The SLI computer arithmetic system eliminates some of the deficiencies of floating-point arithmetic as exemplified by the IEEE Standard 754-1985. These are related to over/underflow and the related IEEE infinity and NaN conventions, and also to the inadequacy of conventional absolute/relative error analysis. It is well known in the software engineering community that programming that is resistant to failure from over/underflow is costly and tedious to achieve, and that the devices provided by the IEEE standard to deal with over/underflow are not universally available or effective. Similarly, ambiguity exists as to when absolute or relative error is appropriate for the mathematical assessment of rounding and truncation errors in a computational process. Because SLI arithmetic is immune to over/underflow, and because its associated error analysis is in terms of a generalized error measure that smoothly connects absolute, relative, and higher-order errors, the proposed new arithmetic has the potential to revolutionize numerical scientific computing.
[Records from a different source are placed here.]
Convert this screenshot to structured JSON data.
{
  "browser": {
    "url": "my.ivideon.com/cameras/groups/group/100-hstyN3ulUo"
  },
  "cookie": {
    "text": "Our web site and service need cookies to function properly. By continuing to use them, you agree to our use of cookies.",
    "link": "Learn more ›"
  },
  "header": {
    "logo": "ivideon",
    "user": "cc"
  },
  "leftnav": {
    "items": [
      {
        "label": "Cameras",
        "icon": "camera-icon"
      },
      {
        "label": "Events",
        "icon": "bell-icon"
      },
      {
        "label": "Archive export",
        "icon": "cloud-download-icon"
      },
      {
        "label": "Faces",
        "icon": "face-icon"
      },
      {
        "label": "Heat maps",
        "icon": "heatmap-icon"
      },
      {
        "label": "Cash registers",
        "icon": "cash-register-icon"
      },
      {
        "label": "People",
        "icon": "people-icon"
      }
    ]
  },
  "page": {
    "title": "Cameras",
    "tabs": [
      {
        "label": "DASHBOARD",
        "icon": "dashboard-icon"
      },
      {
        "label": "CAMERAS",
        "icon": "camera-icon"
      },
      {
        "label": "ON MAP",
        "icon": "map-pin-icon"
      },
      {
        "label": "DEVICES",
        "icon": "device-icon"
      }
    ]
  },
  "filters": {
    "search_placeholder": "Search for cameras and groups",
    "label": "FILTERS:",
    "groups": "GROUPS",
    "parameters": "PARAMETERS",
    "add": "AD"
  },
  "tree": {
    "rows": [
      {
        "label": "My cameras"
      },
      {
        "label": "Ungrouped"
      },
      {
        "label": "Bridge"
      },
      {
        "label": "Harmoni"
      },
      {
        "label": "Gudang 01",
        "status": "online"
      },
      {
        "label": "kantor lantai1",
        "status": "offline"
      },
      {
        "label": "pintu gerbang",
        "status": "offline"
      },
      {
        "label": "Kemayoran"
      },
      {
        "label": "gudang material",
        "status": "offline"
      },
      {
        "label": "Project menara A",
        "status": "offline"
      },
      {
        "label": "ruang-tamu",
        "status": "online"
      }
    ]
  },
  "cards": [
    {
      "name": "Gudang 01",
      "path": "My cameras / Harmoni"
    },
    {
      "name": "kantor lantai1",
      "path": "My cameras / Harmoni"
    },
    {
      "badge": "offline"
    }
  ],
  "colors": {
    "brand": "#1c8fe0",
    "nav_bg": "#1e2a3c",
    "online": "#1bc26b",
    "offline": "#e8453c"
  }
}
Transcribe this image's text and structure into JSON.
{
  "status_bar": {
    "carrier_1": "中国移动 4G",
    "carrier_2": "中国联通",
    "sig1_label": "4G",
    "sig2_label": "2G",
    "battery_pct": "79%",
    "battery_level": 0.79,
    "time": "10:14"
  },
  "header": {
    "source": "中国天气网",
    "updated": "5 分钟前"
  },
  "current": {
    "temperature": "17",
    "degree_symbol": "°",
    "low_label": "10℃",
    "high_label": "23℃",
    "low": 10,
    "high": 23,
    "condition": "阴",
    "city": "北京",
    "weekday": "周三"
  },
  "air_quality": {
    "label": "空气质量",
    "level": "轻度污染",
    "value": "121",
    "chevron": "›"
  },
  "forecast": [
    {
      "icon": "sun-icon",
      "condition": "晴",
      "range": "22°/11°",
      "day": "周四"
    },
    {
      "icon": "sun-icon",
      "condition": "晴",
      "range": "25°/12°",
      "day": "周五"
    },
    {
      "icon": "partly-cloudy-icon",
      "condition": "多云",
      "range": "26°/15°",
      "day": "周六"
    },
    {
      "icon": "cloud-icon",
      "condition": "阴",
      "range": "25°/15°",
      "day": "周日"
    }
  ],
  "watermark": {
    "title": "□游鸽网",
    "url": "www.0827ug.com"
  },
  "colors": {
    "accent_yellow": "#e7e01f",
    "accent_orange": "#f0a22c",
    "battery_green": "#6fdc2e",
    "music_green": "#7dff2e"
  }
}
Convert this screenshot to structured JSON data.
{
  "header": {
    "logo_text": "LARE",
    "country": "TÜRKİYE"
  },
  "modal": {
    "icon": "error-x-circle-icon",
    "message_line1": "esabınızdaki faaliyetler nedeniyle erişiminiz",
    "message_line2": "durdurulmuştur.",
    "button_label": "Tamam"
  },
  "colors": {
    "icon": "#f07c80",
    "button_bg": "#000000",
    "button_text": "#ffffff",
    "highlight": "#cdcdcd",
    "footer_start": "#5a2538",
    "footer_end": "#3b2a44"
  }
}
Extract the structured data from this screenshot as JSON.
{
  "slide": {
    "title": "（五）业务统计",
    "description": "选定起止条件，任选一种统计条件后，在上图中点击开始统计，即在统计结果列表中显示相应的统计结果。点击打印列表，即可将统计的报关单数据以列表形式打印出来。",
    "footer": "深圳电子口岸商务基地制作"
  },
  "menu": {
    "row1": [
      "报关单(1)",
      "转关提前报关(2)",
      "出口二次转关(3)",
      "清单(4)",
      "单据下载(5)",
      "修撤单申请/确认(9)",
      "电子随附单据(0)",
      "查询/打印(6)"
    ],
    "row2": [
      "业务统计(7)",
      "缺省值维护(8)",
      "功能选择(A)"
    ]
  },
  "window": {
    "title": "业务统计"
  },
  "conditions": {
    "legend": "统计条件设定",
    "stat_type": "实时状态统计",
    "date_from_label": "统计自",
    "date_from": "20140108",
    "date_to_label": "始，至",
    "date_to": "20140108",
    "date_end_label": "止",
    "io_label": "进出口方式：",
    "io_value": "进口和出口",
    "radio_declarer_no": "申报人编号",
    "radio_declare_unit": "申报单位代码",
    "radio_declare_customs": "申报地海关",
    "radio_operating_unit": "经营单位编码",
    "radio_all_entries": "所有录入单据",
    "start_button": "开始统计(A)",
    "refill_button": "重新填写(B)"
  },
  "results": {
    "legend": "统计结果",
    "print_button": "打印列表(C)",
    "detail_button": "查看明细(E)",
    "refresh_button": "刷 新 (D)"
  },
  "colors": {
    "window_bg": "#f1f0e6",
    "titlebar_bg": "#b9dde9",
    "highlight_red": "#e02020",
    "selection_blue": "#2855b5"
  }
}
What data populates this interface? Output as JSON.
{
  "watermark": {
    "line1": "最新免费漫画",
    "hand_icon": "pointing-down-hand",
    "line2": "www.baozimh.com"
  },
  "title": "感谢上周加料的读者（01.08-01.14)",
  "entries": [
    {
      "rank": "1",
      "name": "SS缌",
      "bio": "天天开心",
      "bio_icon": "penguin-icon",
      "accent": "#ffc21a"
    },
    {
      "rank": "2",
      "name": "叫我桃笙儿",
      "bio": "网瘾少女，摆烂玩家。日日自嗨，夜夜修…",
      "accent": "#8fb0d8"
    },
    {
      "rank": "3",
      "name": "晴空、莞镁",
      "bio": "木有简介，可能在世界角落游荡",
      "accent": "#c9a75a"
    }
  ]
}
A major accomplishment has been the development of parallel algorithms for basic linear algebra operations (sometimes called the BLAs). A paper on this work by Anuta, Lozier, Schabanel and Turner will be presented in Workshop 10, Computer Arithmetic, at the Euro-Par'96 Conference in Lyon in August, 1996. In essence, the work shows that fundamental vector and scalar processes have essentially the same computational complexity in SLI arithmetic, regardless of the vector length. These algorithms were developed in part to demonstrate how SLI arithmetic can take advantage of parallel processing at the level of a VLSI chip. They also suggest that SLI algorithms may be particularly effective in numerical linear algebra which is basic in many scientific computing algorithms.
A new initiative by Drs. Lozier and Mink is a proposal to implement SLI arithmetic operations and SLI BLAs on a prototype VLSI chip, attach the chip to a suitable computer with appropriate operating software, and use the resulting computing capability to demonstrate the effectiveness of the new arithmetic on typical scientific computing applications. An informal survey of nongovernmental mathematicians, computer scientists, and others who are very familiar with scientific computing elicited commentary supporting the proposed project. This initiative, if approved, would be of great interest to all who are interested in computer arithmetic research.